Primarie: hanno vinto i trinariciuti

Anche la domenica delle Primarie – da scrivere rigorosamente con la P maiuscola – è passata. Come era prevedibile, Bersani ha ottenuto la maggioranza. Seguono Renzi – orgogliosissimo di aver vinto nelle regioni rosse, Vendola – felicissimo di aver elemosinato voti delle “forze” più depravate della Nazione, il povero Tabacci – abbandonato sia dai cattolici che dai compagni e – infine – la Puppato, messa lì solo perché le Primarie – scritte con la P maiuscola – non hanno senso se non concorre  una donna. È la logica delle quote rosa, bellezza.

 

Nella notte si è assistito ad uno blackout degli aggiornamenti e, subito, il popolo delle Primarie ha denunciato il complotto: “insabbiano lo spoglio”, “stanno cercando di far fuori il demo-compagno Tabacci”, “Berlusconi, dimettiti!”, “servono più scrutatori tecnici per riprendere lo spoglio”…

 

Ovviamente, non c’è stato nessun insabbiamento, compagni. I brogli stanno a monte e sono intrinseci al fu Partito Comunista, oggi Partito Democatico. Nel 2009 una responsabile del P.D., se non sbaglio di una sezione comasca, mi disse: «vorrei votare Marino, ma come si fa? I nostri dirigenti provinciali hanno già deciso chi dovrà esser votato dalla nostra sezione: Bersani». Quella donna mi fece una pena enorme: non tanto perché costretta a votare un politico del calibro di Bersani, ma perché aveva deciso di non ragionare con la sua testa. Quella donna aveva accettato di diventare massa informe al grido di «obbedienza cieca, pronta e assoluta».

 

Ma, come – diranno i nostri lettori – Renzi non ha forse ottenuto il 36% dei voti e Vendola il 15%? È vero, cari amici: ma i voti di Renzi sono dovuti, in gran parte, ad elettori di centrodestra che – non avendo candidati seri dalla loro parte – stanno cercando, giustamente, di sabotare l’avversario. Mentre Vendola – che ha alle spalle, oltre al proprio compagno, anni di cattiva gestione regionale – ha semplicemente raccolto il voto dei vari movimenti LGBT ed associati, che – purtroppo – rappresentano una lobby potentissima.

 

Non spaventatevi, compagni: le Primarie – rigorosamente con la P maiuscola – sono andate come dovevano andare: ha vinto il potente del Partito. Non c’è stato nessun insabbiamento dovuto al blackout delle notizie: tutt’al più, è stata la Bindi che, per non spaventare gli scrutinatori, ha deciso di far calare il buio, staccando la corrente.

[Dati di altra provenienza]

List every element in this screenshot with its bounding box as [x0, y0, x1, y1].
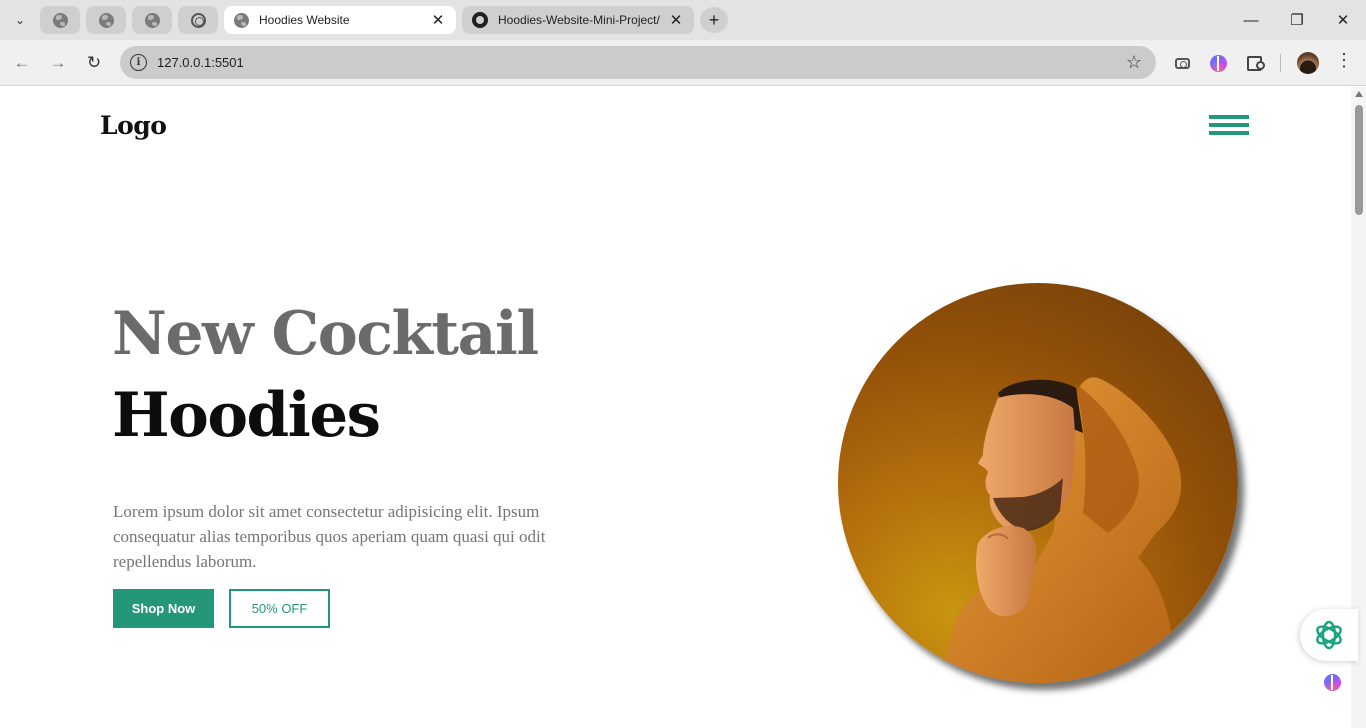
pinned-tab[interactable]: [132, 6, 172, 34]
reload-icon[interactable]: ↻: [82, 51, 106, 75]
tab-title: Hoodies-Website-Mini-Project/: [498, 13, 660, 27]
hero-hoodie-image: [838, 283, 1238, 683]
pinned-tab[interactable]: [40, 6, 80, 34]
page-viewport: Logo New Cocktail Hoodies Lorem ipsum do…: [0, 87, 1366, 728]
tab-hoodies-website[interactable]: Hoodies Website ✕: [224, 6, 456, 34]
scroll-up-arrow-icon[interactable]: [1355, 91, 1363, 97]
chatgpt-icon: [190, 12, 206, 28]
shop-now-button[interactable]: Shop Now: [113, 589, 214, 628]
brain-extension-icon: [1323, 673, 1341, 691]
new-tab-button[interactable]: +: [700, 7, 728, 33]
hero-description: Lorem ipsum dolor sit amet consectetur a…: [113, 502, 546, 571]
hero-headline-line1: New Cocktail: [112, 299, 539, 369]
close-tab-icon[interactable]: ✕: [668, 11, 684, 29]
globe-icon: [234, 12, 249, 28]
globe-icon: [98, 12, 114, 28]
pinned-tab[interactable]: [86, 6, 126, 34]
menu-icon[interactable]: ⋮: [1335, 51, 1353, 69]
brain-floating-button[interactable]: [1312, 667, 1352, 697]
tab-search-chevron-icon[interactable]: ⌄: [8, 8, 32, 32]
chatgpt-icon: [1316, 620, 1342, 650]
close-window-icon[interactable]: ✕: [1320, 8, 1366, 32]
restore-icon[interactable]: ❐: [1274, 8, 1320, 32]
tab-github-project[interactable]: Hoodies-Website-Mini-Project/ ✕: [462, 6, 694, 34]
address-url[interactable]: 127.0.0.1:5501: [157, 55, 244, 70]
back-icon[interactable]: ←: [10, 51, 34, 75]
brain-extension-icon[interactable]: [1207, 52, 1229, 74]
browser-tab-strip: ⌄ Hoodies Website ✕ Hoodies-Website-Mini…: [0, 0, 1366, 40]
scroll-thumb[interactable]: [1355, 105, 1363, 215]
minimize-icon[interactable]: —: [1228, 8, 1274, 32]
address-bar[interactable]: i 127.0.0.1:5501 ☆: [120, 46, 1156, 79]
forward-icon[interactable]: →: [46, 51, 70, 75]
hero-headline-line2: Hoodies: [112, 380, 381, 451]
tab-title: Hoodies Website: [259, 13, 350, 27]
chatgpt-floating-button[interactable]: [1300, 609, 1358, 661]
discount-button[interactable]: 50% OFF: [229, 589, 330, 628]
hamburger-menu-icon[interactable]: [1209, 115, 1249, 135]
browser-toolbar: ← → ↻ i 127.0.0.1:5501 ☆ ⋮: [0, 40, 1366, 86]
pinned-tab-chatgpt[interactable]: [178, 6, 218, 34]
profile-avatar[interactable]: [1297, 52, 1319, 74]
globe-icon: [52, 12, 68, 28]
close-tab-icon[interactable]: ✕: [430, 11, 446, 29]
hoodie-model-illustration: [938, 377, 1182, 683]
extensions-icon[interactable]: [1243, 52, 1265, 74]
github-icon: [472, 12, 488, 28]
bookmark-star-icon[interactable]: ☆: [1126, 52, 1142, 73]
globe-icon: [144, 12, 160, 28]
toolbar-divider: [1280, 54, 1281, 72]
screenshot-icon[interactable]: [1171, 52, 1193, 74]
site-logo[interactable]: Logo: [100, 111, 167, 140]
info-icon[interactable]: i: [130, 54, 147, 71]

Testo di anonimo raccolto a cura della redazione di Radio Spada

4 Commenti a "Primarie: hanno vinto i trinariciuti"

  1. #Fio63   26 novembre 2012 at 6:10 pm

    Già, sono andate proprio come dovevano andare con una bella tassatina extra che finisce dritta dritta nelle tasche senza fondo: 2€ x 3.000.000 ….
    E domenica si replica… l’introito!
    Lo credo che il Bersani si è emozionato a vedere tutti quei compagni con l’obolino in mano!
    Ma, mi chiedo, i vari contributi che i partiti si sono presi quattro anni fa non servono proprio a far funzionare gli apparati?

    Rispondi
  2. #Matteo Carnieletto   27 novembre 2012 at 9:17 am

    Macchè! I vari contributi servivano – e servono – per mantenere i politici e la loro vita da nababbi. Questa, purtroppo, la verità.

    Rispondi
  3. #Fio63   27 novembre 2012 at 1:30 pm

    E’ di 15 minuti fa l’esternazione del gran Maestro Monti: prossimamente sanità a rischio, servono “nuovi” metodi di finanziamento.
    Pochi giorni fa taglio dei fondi ai malati di SLA…. non è che stanno per promuovere l’eutanasia per esigenze di bilancio?

    Rispondi
  4. #Matteo Carnieletto   27 novembre 2012 at 1:54 pm

    “E’ l’Europa che lo chiede”, direbbe Monti. Scherzi a parte, non penso che i tempi siano ancora maturi. Monti è sostenuto anche dai cattolici del PdL che, non penso, accetterebbero l’introduzione dell’eutanasia legale in Italia. Con un Monti 2.0 e una maggioranza più sbilanciata a sinistra – comprendente però anche il cosiddetto Grande Centro Cattolico – perché no? Le leggi che hanno introdotto aborto e divorzio in Italia sono state firmate da uomini della Democrazia Cristiana; i nipotini della Balena Bianca porteranno a termine l’opera introducendo pure l’eutanasia legale? Chi lo sa.